Here are my four top tips on how communicators can continue to help your business talk about and create a culture that is more data aware, conscious and acts with a privacy and protection first mindset.

1. Training - if you didn't run an online training module to help educate people in your business, nows a good time to do this, while it's still fresh. It will help to reinforce the basics of GDPR, the topics of privacy and protection, what it means to the employee, the business, its customers, and also the behaviours, processes and internal contacts. This then forms part of the employee lifecycle: from new starter to leaver. It's not mandatory to keep doing annual training on this subject, but why not make it an annual 'good thing to do' - to help reinforce the right behaviours, attitude and culture. Communication professionals can play an important role in shaping this.
2. Data Protection Impact Assessments (DPIA) - hopefully, your business has implemented this process following the GDPR launch. A DPIA helps to identify and minimise data protection risks of a project. Use the UK's Information Commissioner's Office (ICO) screening checklists to help you decide when to do a DPIA. It is also good practice to do a DPIA for any major project which requires the processing of personal data. Your DPIA must: (1) describe the nature, scope, context and purposes of the processing; (2) assess necessity, proportionality and compliance measures; (3) identify and assess risks to individuals; and (4) identify any additional measures to mitigate those risks. As communicators, we should be helping to communicate this process to relevant stakeholders. This should be part of their processes and something people ask at the start of a project rather than as a tick in a box at the end.
3. Developing culture: privacy and protection themes - The GDPR puts a spotlight on what best practice and being a responsible business should be doing to create a culture where its people put data privacy and protection front of mind. What has previously been considered a boring subject is now a fantastic opportunity for communicators, with legislative permission now, to make this relevant to your audience with people stories that reinforce the culture you want to create. It doesn't have to be boring any more.
4. Bi-monthly or quarterly data privacy and protection internal campaigns - look to build planned campaigns that curate the stories you're gathering from different teams and people about what they are doing to be more data conscious. As well as what it means to your customer/client. How can you be creative across your internal channels (eg. quizzes, posters, screensavers, live debates, etc)? What about re-purposing these people stories across your external channels? This will help reinforce the narrative of being a responsible business with personal data to your employees, customers and clients - building on your brand and reputation.

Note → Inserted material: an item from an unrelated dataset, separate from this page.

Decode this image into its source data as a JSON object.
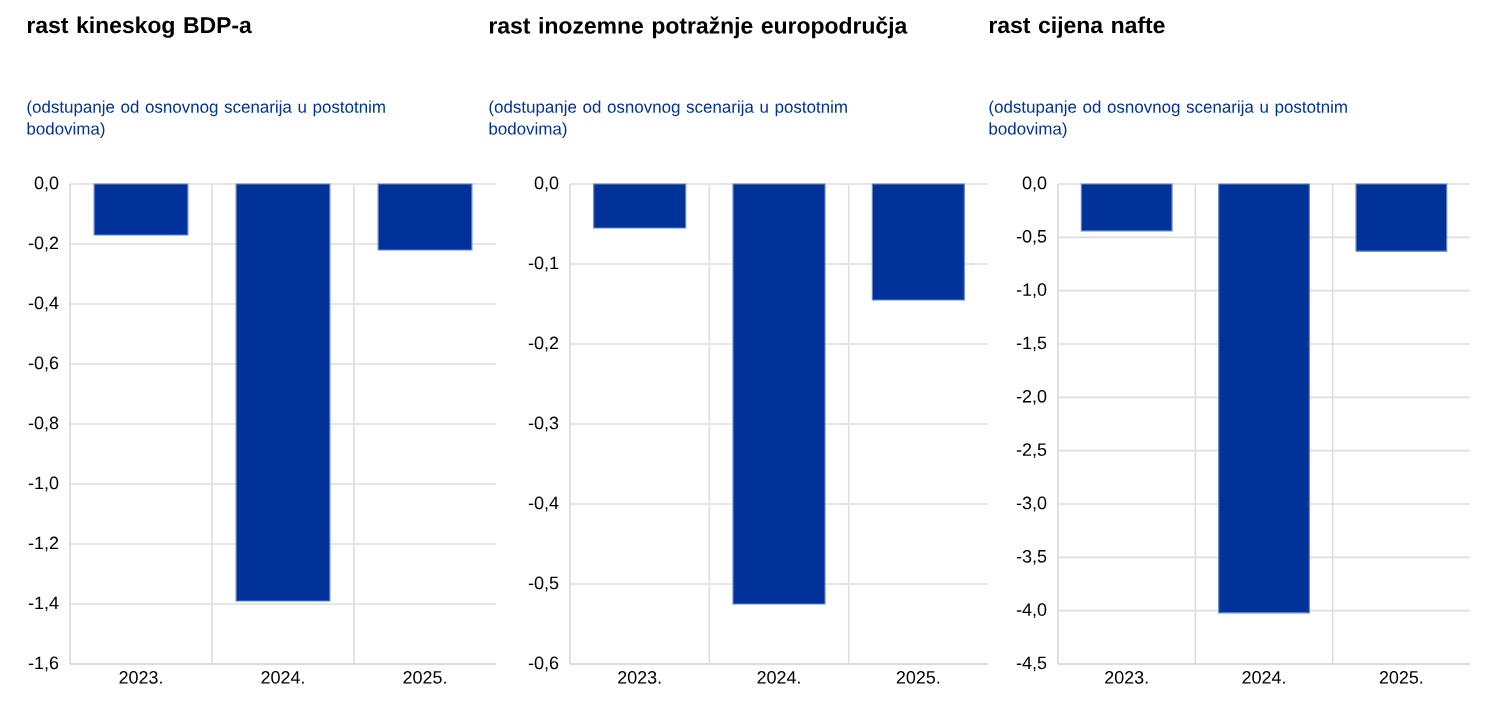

In our current world, where data is sometimes hacked, leaked and sold, comms people have a duty to help develop an internal culture where the people of your business take responsibility and care about the data it uses and manages for its clients, customers and each other as something that is incredibly valuable to your brand and reputation.

Our role as communicators/storytellers is an exciting one. We should always be on the lookout for opportunities to translate and craft dry subjects into interesting ones that resonate. Make this part of your communication strategy, plans and approach. Good luck folks.